Les prévenus comparaissent devant la 16e chambre du tribunal correctionnel, connue pour traiter les affaires de terrorisme mais qui juge également des délits de droit commun.

Le 21 février avait marqué le début de la campagne de décrochage de portraits présidentiels dans différentes villes de France, en réaction à une réponse jugée insuffisante du gouvernement à la pétition sur le climat baptisée «l'Affaire du siècle», signée par plus de deux millions de personnes. 

Depuis le lancement de sa campagne de désobéissance civile «Décrochons Macron», ANV-COP21 revendique la «réquisition» de 128 portraits officiels du président, le dernier dans la mairie d'un petit village du Pays basque, Irissary, dans les Pyrénées-Atlantiques, le 23 août, à la veille du G7 de Biarritz. 

Par ailleurs, 57 personnes ont fait l'objet de poursuites en correctionnelle, principalement pour «vol en réunion», un délit pour lequel la peine maximale encourue est de cinq ans d'emprisonnement et 75 000 euros d'amende. 

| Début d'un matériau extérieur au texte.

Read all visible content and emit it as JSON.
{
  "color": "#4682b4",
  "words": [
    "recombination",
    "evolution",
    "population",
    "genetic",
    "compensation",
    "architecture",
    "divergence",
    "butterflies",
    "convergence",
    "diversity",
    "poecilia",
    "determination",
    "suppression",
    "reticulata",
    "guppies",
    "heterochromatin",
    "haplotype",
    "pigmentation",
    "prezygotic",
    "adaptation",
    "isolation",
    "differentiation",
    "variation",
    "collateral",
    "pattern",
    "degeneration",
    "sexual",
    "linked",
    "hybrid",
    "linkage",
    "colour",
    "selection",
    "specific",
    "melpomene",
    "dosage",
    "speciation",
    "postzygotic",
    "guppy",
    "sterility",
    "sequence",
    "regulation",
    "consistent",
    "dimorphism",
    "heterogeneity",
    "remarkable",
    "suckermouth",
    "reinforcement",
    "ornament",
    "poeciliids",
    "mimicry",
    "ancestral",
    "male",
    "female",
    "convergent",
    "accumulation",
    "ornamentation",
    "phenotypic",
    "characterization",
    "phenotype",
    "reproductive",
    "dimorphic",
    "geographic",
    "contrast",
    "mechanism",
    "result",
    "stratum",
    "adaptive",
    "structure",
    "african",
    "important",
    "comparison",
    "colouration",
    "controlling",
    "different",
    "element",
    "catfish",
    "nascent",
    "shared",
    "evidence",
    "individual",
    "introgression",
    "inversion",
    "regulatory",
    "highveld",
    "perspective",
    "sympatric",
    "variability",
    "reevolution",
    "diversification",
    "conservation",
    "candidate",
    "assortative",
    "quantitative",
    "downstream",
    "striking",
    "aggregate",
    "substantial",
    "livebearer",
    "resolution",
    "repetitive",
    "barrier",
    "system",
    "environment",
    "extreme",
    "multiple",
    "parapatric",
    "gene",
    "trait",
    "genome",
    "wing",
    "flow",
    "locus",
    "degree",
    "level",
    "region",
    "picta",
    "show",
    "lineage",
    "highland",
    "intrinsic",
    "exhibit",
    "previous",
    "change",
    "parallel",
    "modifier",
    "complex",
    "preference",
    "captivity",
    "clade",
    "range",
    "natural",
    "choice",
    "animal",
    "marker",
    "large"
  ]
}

Le premier procès de «décrocheurs» s'était tenu fin mai à Bourg-en-Bresse. Un militant écologiste avait été condamné à une peine d'amende ferme de 250 euros et cinq autres à une amende avec sursis, le 12 juin. Deux semaines plus tard, le tribunal correctionnel de Strasbourg avait relaxé trois militants qui avaient brièvement décroché un portrait du chef de l'Etat dans une mairie du Bas-Rhin. 

12 autres procès de «décrocheurs» sont prévus jusqu'à septembre 2020.